Reputation: 4645
I have a data that I want to find out which column has the maximum value and output that column name. One issue is that if there is no maximum value (e.g, all numeric numbers equal) return all_equal
comment or if two column has equal max value compared to the third one output those two column name.
Here is the sample data
test <- data.frame(A=c(5,NA,NA,1,NA,NA,3,NA,NA),B=c(NA,2,NA,NA,1,NA,NA,1,NA),C=c(NA,NA,1,NA,NA,1,NA,NA,3),gr=gl(3,3))
A B C gr
1 5 NA NA 1
2 NA 2 NA 1
3 NA NA 1 1
4 1 NA NA 2
5 NA 1 NA 2
6 NA NA 1 2
7 3 NA NA 3
8 NA 1 NA 3
9 NA NA 3 3
In each gr
there is values in column A
, B and C
. My purpose is to find which column has the maximum value in that group and output that column name to new column called col_name
.
if all values are equal to each other as in gr=2
output is all_equal
if two of the column has max value comparing to the third column like in gr=3
output column names A&C
to the col_name
.
I realized that it might be difficult to build a pipeline without gather
so I tried;
library(dplyr)
test%>%
group_by(gr)%>%
gather(variable, value, -gr) %>%
arrange(gr)%>%
mutate(col_name=variable[which.max(value)])
# A tibble: 18 x 4
# Groups: gr [2]
r variable value col_name
<fct> <chr> <dbl> <chr>
1 1 A 5 A
2 1 A NA A
3 1 A NA A
4 1 B NA A
5 1 B 2 A
6 1 B NA A
7 1 C NA A
8 1 C NA A
9 1 C 1 A
10 2 A 1 A
11 2 A NA A
12 2 A NA A
13 2 B NA A
14 2 B 1 A
15 2 B NA A
16 2 C NA A
17 2 C NA A
18 2 C 1 A
The problem I am struggling in here is how to output all_equal
comment if all the max values are equal in columns A,B and C and
if 2 columns max value equals (A and C in gr=3) outputting those equal column names in this format A&C
in col_name
The expected output would be
> test
A B C gr col_name
1 5 NA NA 1 A
2 NA 2 NA 1 A
3 NA NA 1 1 A
4 1 NA NA 2 all_equal
5 NA 1 NA 2 all_equal
6 NA NA 1 2 all_equal
7 3 NA NA 3 A&C
8 NA 1 NA 3 A&C
9 NA NA 3 3 A&C
thx in advance!
Upvotes: 5
Views: 596
Reputation: 47350
Here are 2 base R
solutions
Using split<-
and aggregate
test0 <- aggregate(test[1:3], by = test[4], max,na.rm=T)[-1]

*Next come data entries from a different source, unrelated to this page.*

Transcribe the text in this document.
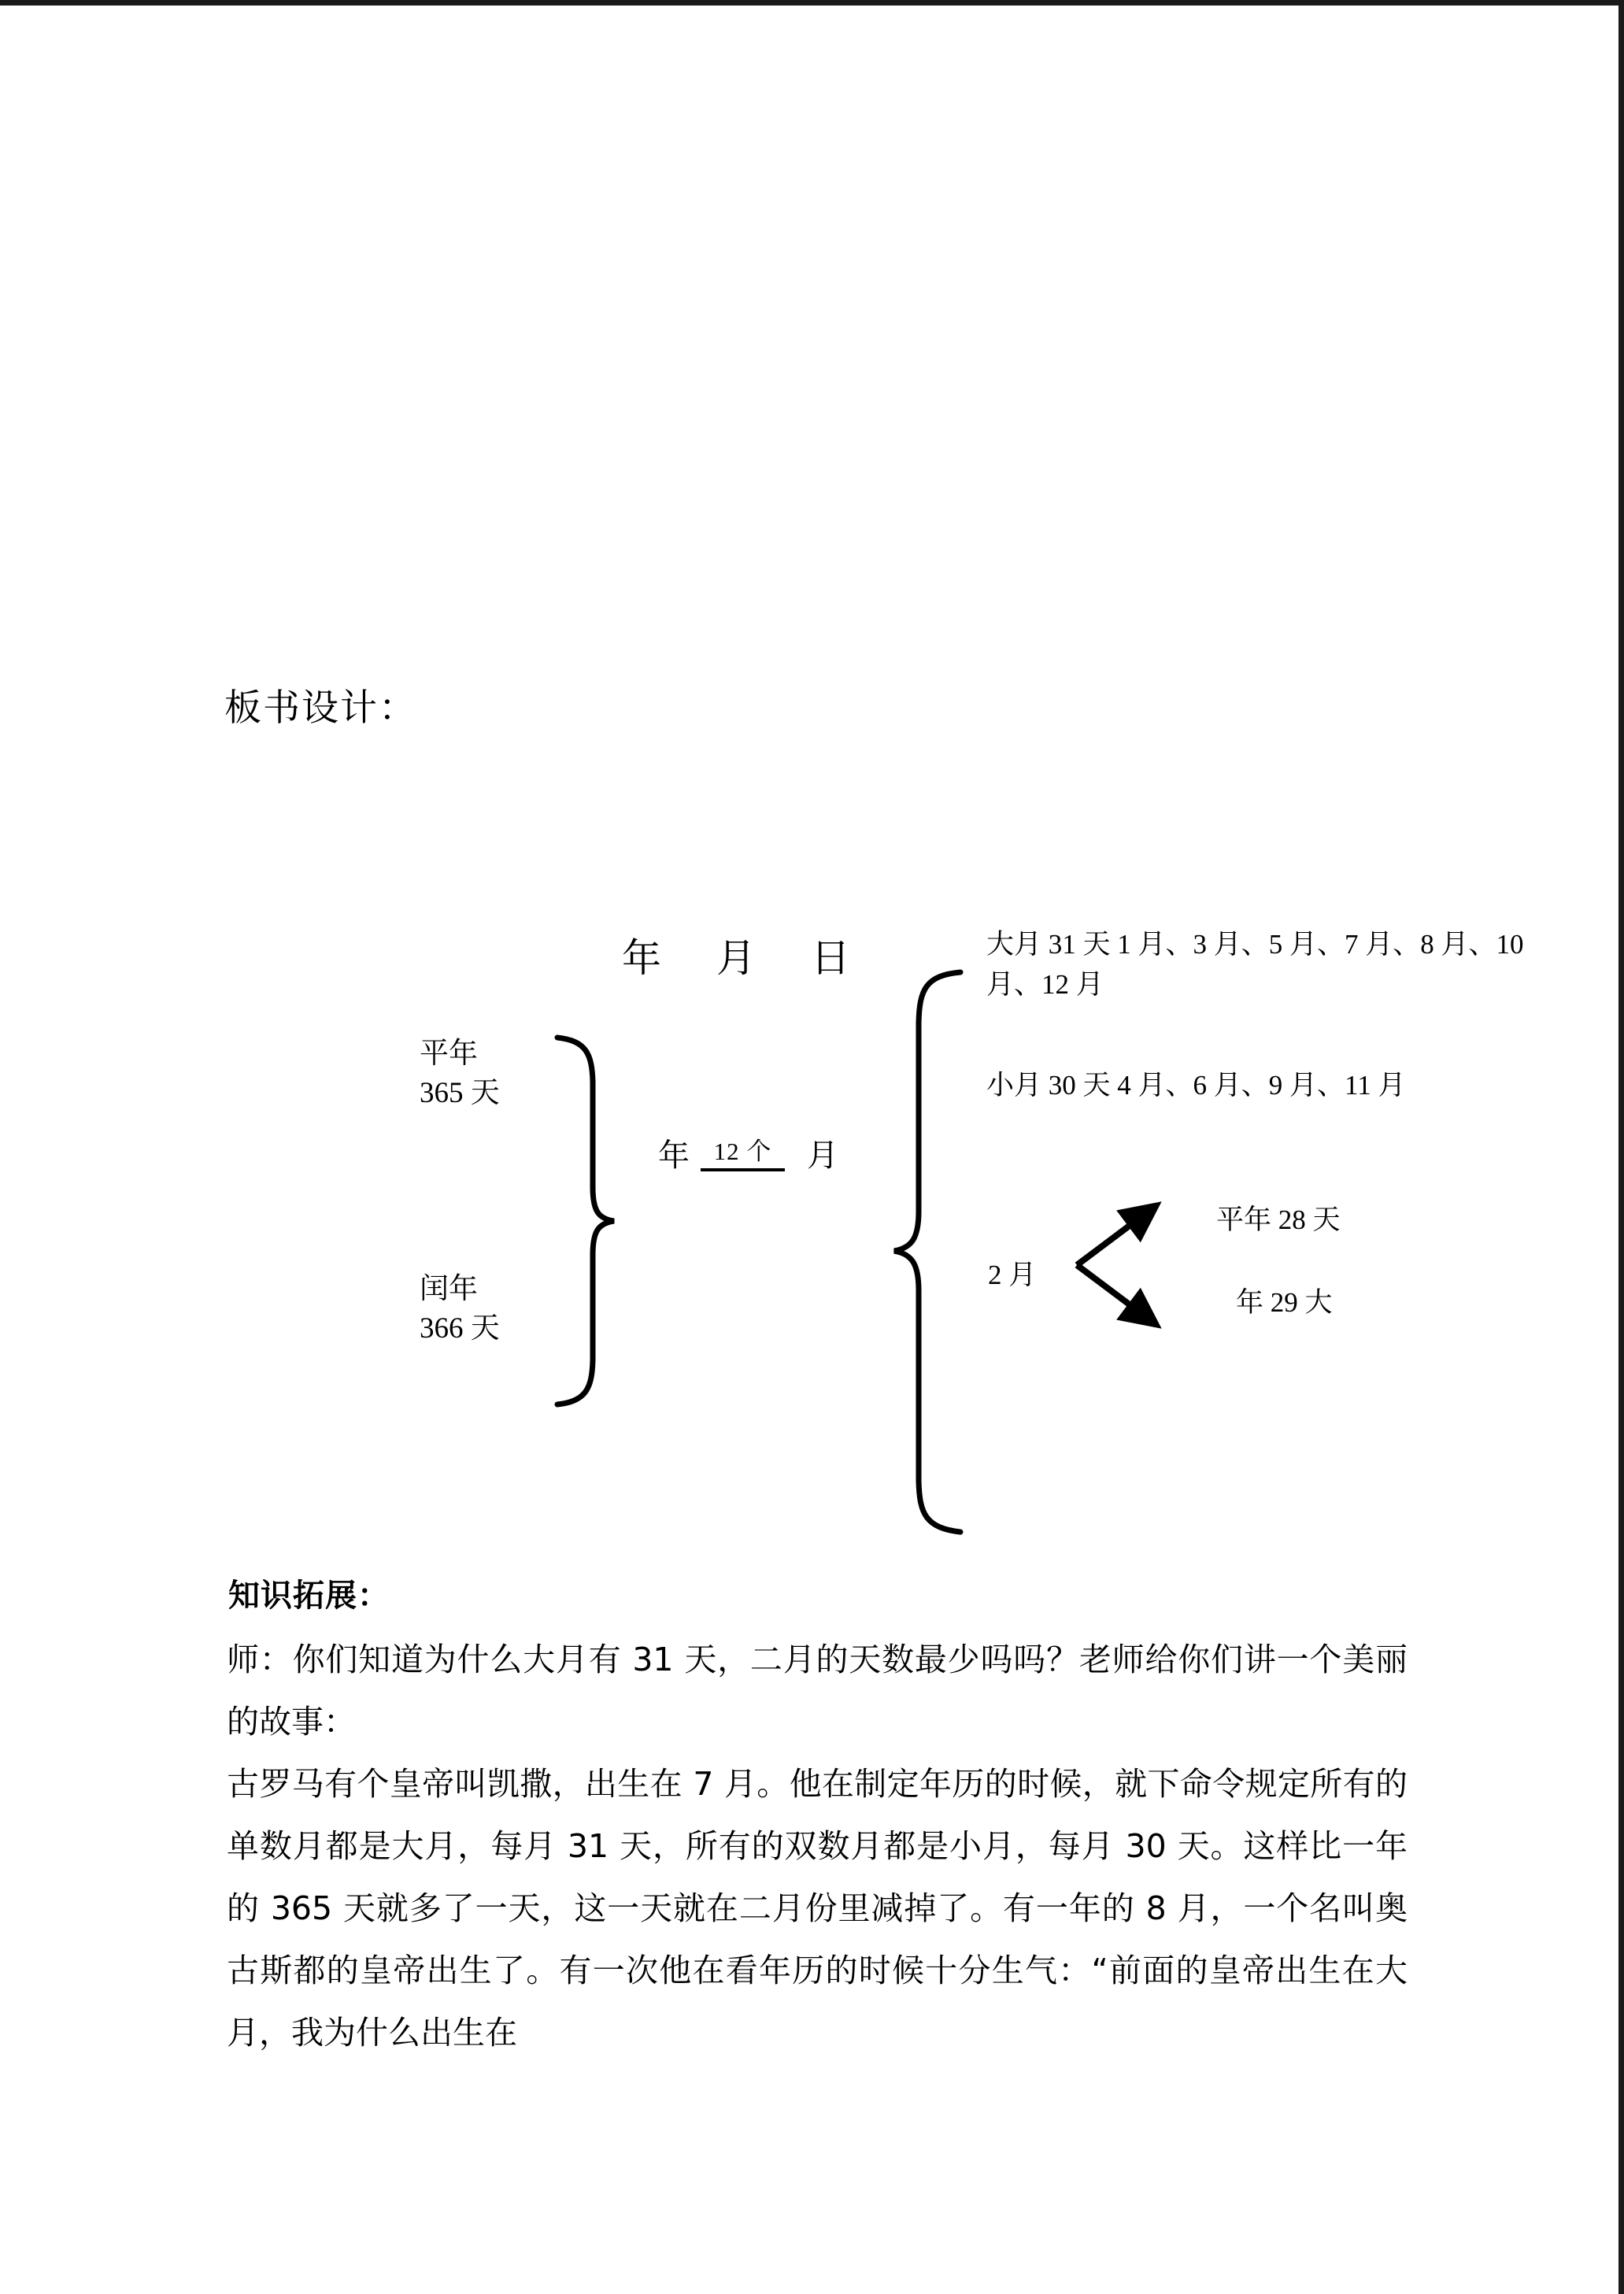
板书设计：
年 月 日
平年
365 天
闰年
366 天
年 12 个 月
大月 31 天 1 月、3 月、5 月、7 月、8 月、10 月、12 月
小月 30 天 4 月、6 月、9 月、11 月
2 月
平年 28 天
年 29 大
知识拓展：

师：你们知道为什么大月有 31 天，二月的天数最少吗吗？老师给你们讲一个美丽的故事：

古罗马有个皇帝叫凯撒，出生在 7 月。他在制定年历的时候，就下命令规定所有的单数月都是大月，每月 31 天，所有的双数月都是小月，每月 30 天。这样比一年的 365 天就多了一天，这一天就在二月份里减掉了。有一年的 8 月，一个名叫奥古斯都的皇帝出生了。有一次他在看年历的时候十分生气：“前面的皇帝出生在大月，我为什么出生在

nms <- apply(do.call(pmax,test0) == test0, 1 , function(x) names(which(x)))
test$col_name <- NA
split(test$col_name, test$gr) <-
ifelse(lengths(nms) == 3, "all_equal", lapply(nms,paste,collapse="&"))
test
# A B C gr col_name
# 1 5 NA NA 1 A
# 2 NA 2 NA 1 A
# 3 NA NA 1 1 A
# 4 1 NA NA 2 all_equal
# 5 NA 1 NA 2 all_equal
# 6 NA NA 1 2 all_equal
# 7 3 NA NA 3 A&C
# 8 NA 1 NA 3 A&C
# 9 NA NA 3 3 A&C
details
We first coalesce test into test0
test0
# A B C
# 1 5 2 1
# 2 1 1 1
# 3 3 1 3
Then get the max rowwise with pmax
, the column indices with which
and the column names with names
.
We assign pasted names (with "all_equal"
exception) with split<-
, they're recycled to form the output.
Using stack
and ave
stacked <- cbind(na.omit(stack(test,-gr)), gr=levels(test$gr))

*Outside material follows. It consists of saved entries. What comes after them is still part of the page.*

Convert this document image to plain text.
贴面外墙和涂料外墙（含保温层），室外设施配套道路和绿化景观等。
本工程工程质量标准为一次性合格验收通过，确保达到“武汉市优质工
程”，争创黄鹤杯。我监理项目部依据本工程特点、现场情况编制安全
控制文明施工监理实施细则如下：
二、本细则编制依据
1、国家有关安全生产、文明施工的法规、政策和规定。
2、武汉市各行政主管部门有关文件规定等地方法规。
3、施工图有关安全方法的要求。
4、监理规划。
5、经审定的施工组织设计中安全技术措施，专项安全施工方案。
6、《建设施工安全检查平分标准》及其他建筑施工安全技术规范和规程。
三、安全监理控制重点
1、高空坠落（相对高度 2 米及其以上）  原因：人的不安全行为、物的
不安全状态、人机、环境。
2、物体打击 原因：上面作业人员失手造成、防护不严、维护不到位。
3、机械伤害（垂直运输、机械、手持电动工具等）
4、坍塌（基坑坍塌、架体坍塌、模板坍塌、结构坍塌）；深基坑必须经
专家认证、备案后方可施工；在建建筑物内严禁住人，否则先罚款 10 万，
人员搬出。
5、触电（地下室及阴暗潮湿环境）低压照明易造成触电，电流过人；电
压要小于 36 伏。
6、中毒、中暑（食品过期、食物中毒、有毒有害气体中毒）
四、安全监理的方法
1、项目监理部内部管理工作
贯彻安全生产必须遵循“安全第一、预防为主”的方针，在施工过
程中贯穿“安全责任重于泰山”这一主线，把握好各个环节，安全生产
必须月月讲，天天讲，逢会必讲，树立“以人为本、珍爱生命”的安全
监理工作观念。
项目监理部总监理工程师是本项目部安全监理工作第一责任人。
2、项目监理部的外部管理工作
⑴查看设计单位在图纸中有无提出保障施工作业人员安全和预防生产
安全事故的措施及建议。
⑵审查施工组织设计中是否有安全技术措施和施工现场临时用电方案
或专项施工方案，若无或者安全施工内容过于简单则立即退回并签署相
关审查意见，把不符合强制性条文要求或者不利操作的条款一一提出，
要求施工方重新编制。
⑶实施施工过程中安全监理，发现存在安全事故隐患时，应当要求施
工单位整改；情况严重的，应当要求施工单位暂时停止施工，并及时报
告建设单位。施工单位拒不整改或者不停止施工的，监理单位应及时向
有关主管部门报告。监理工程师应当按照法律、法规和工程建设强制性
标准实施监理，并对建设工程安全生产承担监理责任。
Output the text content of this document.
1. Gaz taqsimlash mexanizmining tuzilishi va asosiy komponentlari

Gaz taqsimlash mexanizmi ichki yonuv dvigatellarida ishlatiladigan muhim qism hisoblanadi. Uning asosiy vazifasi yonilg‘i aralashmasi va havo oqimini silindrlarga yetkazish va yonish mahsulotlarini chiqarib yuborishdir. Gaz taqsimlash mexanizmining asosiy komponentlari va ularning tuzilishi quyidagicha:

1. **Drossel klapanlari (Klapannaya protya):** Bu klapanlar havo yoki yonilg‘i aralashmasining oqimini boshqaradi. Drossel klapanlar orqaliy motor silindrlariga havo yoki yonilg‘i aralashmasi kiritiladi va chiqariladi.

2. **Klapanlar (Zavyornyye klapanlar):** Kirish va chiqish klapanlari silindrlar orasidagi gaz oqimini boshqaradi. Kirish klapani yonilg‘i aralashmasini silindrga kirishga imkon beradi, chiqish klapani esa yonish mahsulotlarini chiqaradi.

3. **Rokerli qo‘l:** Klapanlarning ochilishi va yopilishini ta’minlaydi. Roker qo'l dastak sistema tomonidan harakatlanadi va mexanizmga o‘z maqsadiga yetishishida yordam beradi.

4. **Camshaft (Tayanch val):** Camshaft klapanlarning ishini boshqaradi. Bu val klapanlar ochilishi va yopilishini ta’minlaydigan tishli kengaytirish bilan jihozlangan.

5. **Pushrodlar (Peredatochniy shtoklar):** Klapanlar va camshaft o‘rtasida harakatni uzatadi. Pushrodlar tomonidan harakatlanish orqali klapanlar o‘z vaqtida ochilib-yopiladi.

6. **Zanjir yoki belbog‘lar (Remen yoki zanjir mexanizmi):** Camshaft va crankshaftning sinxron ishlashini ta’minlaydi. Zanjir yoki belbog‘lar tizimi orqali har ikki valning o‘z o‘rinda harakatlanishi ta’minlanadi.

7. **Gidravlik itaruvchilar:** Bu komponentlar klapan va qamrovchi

test$col_name <- with(stacked, ave(values, gr, FUN = function(x){
nms <- paste(names(test)[which(x == max(x))],collapse="&")
if (length(nms) == 3) "all_equal" else nms})[order(gr)])
# A B C gr col_name
# 1 5 NA NA 1 A
# 2 NA 2 NA 1 A
# 3 NA NA 1 1 A
# 4 1 NA NA 2 A&B&C
# 5 NA 1 NA 2 A&B&C
# 6 NA NA 1 2 A&B&C
# 7 3 NA NA 3 A&C
# 8 NA 1 NA 3 A&C
# 9 NA NA 3 3 A&C
Upvotes: 0
Reputation: 8120
Similar to akrun's answer
library(tidyverse)
test <- data_frame(A=c(5,NA,NA,1,NA,NA,3,NA,NA),B=c(NA,2,NA,NA,1,NA,NA,1,NA),C=c(NA,NA,1,NA,NA,1,NA,NA,3),gr=gl(3,3))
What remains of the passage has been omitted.